Burckhard of Worms (950-1025) found it necessary to forbid women to make the table with three knives for “the three sisters”.

To come back to the deer hides. On page 95 of his book ‘Noord-Europese Mysteriën In De Oudheid’ (1953) (‘Northern European Mysteries in Antiquity’) Farwerck quotes a sixth century edict of “the Anglo Saxon church”. I have not been able to find the text, Farwerck is not always too informative about his sources.

If anybody during the calends of January cloths himself in deer or calf skin, i.e. dress up like a wild animal and disguises himself with skins of animals and puts on animals’ heads, who turns himself into an animal, he shall do penance for three days because this is demonic.

A few pages ahead in the same book (p. 97) Farwerck mentions a secular prohibition in Nürnberg, Germany, from the 15th century against the dressing up as deer.

As late as 1726 there was an annual procession from the Saint Paul’s Cathedral in London in which people put antlers on their heads and in which antlers were carried around on sticks.

1726? London? We’re already well within the period and region of early Freemasonry. If indeed such things are elements from men-bonds that survived in folklore, or perhaps also guilds, do we have a trace between Freemasonry and Northern European mysteries?

Things get even more tantalising when we also look at elements that apparently survived in guilds.

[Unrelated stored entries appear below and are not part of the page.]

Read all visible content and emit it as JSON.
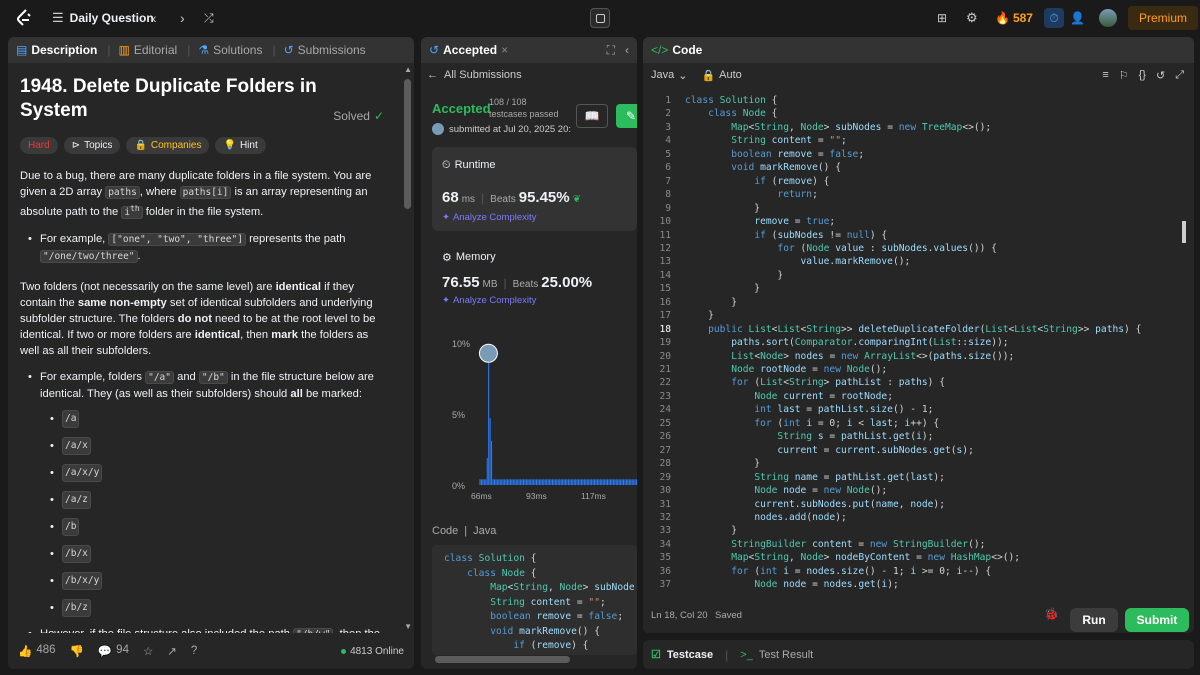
{
  "topbar": {
    "title": "Daily Question",
    "streak": "587",
    "premium": "Premium"
  },
  "left": {
    "tabs": [
      "Description",
      "Editorial",
      "Solutions",
      "Submissions"
    ],
    "title": "1948. Delete Duplicate Folders in System",
    "solved": "Solved",
    "pills": [
      "Hard",
      "Topics",
      "Companies",
      "Hint"
    ],
    "footer": {
      "likes": "486",
      "comments": "94",
      "online": "4813 Online"
    }
  },
  "middle": {
    "tab": "Accepted",
    "back": "All Submissions",
    "status": "Accepted",
    "testcases": "108 / 108",
    "testcases_label": "testcases passed",
    "submitted": "submitted at Jul 20, 2025 20:",
    "runtime": {
      "label": "Runtime",
      "value": "68",
      "unit": "ms",
      "beats_label": "Beats",
      "beats": "95.45%",
      "analyze": "Analyze Complexity"
    },
    "memory": {
      "label": "Memory",
      "value": "76.55",
      "unit": "MB",
      "beats_label": "Beats",
      "beats": "25.00%",
      "analyze": "Analyze Complexity"
    },
    "chart_data": {
      "type": "bar",
      "ylabels": [
        "10%",
        "5%",
        "0%"
      ],
      "xlabels": [
        "66ms",
        "93ms",
        "117ms"
      ],
      "values": [
        0.4,
        0.4,
        0.4,
        0.4,
        0.4,
        1.9,
        8.7,
        4.7,
        3.1,
        0.4,
        0.4,
        0.4,
        0.4,
        0.4,
        0.4,
        0.4,
        0.4,
        0.4,
        0.4,
        0.4,
        0.4,
        0.4,
        0.4,
        0.4,
        0.4,
        0.4,
        0.4,
        0.4,
        0.4,
        0.4,
        0.4,
        0.4,
        0.4,
        0.4,
        0.4,
        0.4,
        0.4,
        0.4,
        0.4,
        0.4,
        0.4,
        0.4,
        0.4,
        0.4,
        0.4,
        0.4,
        0.4,
        0.4,
        0.4,
        0.4,
        0.4,
        0.4,
        0.4,
        0.4,
        0.4,
        0.4,
        0.4,
        0.4,
        0.4,
        0.4,
        0.4,
        0.4,
        0.4,
        0.4,
        0.4,
        0.4,
        0.4,
        0.4,
        0.4,
        0.4,
        0.4,
        0.4,
        0.4,
        0.4,
        0.4,
        0.4,
        0.4,
        0.4,
        0.4,
        0.4,
        0.4,
        0.4,
        0.4,
        0.4,
        0.4,
        0.4,
        0.4,
        0.4,
        0.4,
        0.4,
        0.4,
        0.4,
        0.4,
        0.4,
        0.4,
        0.4,
        0.4,
        0.4,
        0.4,
        0.4,
        0.4,
        0.4,
        0.4,
        0.4,
        0.4,
        0.4,
        0.4,
        0.4,
        0.4
      ],
      "ylim": [
        0,
        10
      ]
    },
    "code_label": "Code",
    "code_lang": "Java",
    "code_lines": [
      "class Solution {",
      "    class Node {",
      "        Map<String, Node> subNode",
      "        String content = \"\";",
      "        boolean remove = false;",
      "        void markRemove() {",
      "            if (remove) {"
    ]
  },
  "right": {
    "tab": "Code",
    "lang": "Java",
    "mode": "Auto",
    "status": "Ln 18, Col 20",
    "saved": "Saved",
    "run": "Run",
    "submit": "Submit",
    "testcase": "Testcase",
    "result": "Test Result",
    "lines": [
      "class Solution {",
      "    class Node {",
      "        Map<String, Node> subNodes = new TreeMap<>();",
      "        String content = \"\";",
      "        boolean remove = false;",
      "        void markRemove() {",
      "            if (remove) {",
      "                return;",
      "            }",
      "            remove = true;",
      "            if (subNodes != null) {",
      "                for (Node value : subNodes.values()) {",
      "                    value.markRemove();",
      "                }",
      "            }",
      "        }",
      "    }",
      "    public List<List<String>> deleteDuplicateFolder(List<List<String>> paths) {",
      "        paths.sort(Comparator.comparingInt(List::size));",
      "        List<Node> nodes = new ArrayList<>(paths.size());",
      "        Node rootNode = new Node();",
      "        for (List<String> pathList : paths) {",
      "            Node current = rootNode;",
      "            int last = pathList.size() - 1;",
      "            for (int i = 0; i < last; i++) {",
      "                String s = pathList.get(i);",
      "                current = current.subNodes.get(s);",
      "            }",
      "            String name = pathList.get(last);",
      "            Node node = new Node();",
      "            current.subNodes.put(name, node);",
      "            nodes.add(node);",
      "        }",
      "        StringBuilder content = new StringBuilder();",
      "        Map<String, Node> nodeByContent = new HashMap<>();",
      "        for (int i = nodes.size() - 1; i >= 0; i--) {",
      "            Node node = nodes.get(i);"
    ]
  }
}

Chaumont in France has a John the Baptist Basilica, but as early as the 16th/17th century there were some sort of mystery plays in the town that took place “every five or six years” (Farwerck) in which John the Baptist was accompanied by “devils”. Interesting about these “devils” is that they have many elements of men- or youth-bonds that can be found all over the world and which appear to have retained elements of mystery bonds. They go around at night with a lot of noise, have the right to steal, sometimes to reprimand. In our example they were dressed up (of course otherwise they wouldn’t look like “devils”). Farwerck doesn’t mention antlers, but masks (masks or black faces is another such elements of these sorts of groups). John the Baptist…

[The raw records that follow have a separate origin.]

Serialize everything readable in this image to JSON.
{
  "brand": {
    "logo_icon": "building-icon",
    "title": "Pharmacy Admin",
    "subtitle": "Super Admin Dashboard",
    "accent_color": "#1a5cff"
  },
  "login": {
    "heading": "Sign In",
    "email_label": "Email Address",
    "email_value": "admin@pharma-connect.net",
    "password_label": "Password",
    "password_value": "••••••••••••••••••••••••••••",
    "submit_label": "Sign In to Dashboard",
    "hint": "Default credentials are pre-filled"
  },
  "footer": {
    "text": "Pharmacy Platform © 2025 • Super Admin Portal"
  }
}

Animal disguises sometimes include tails. Bronze age Swedish rock carvings sometimes portray people with what looks like a tail. The butchers’ guild in Zürich, Germany, used to use a cow’s tail when an apprentice became a fellow. When the physical tale was no longer used, the fellows kept the name of “cow tails”. (Farwerck ‘Noord-Europa, een der bronnen van de Maçonnieke Symboliek’ (1955 ‘Northern Europe, one of the sources of Masonic Symbolism’) p. 31)
The cow tale could also be found among the coopers. As late as 1761 the Braunschweig (Germany) police demanded that the coopers explain their wearing of cow tales (op cit. p. 31). What is also interesting is that these coopers were also known as “Ziegenschurz”, ‘goat skin apron’, after the apron that they wore. Again, in 1761 we are well within ‘Masonic times’, especially in Germany were Steinmetzen en Bauhütten had existed since the 13th century.

So besides the strange ways of dressing, what else would have survived until these days and could this possibly have influenced the forming of Freemasonry? Did Freemasonry ‘just’ come from stone mason guilds, or did it take inspiration from other guilds (too)? If the first is the case, we may need to see what sort of line can be found to those guilds until the time of early Freemasonry.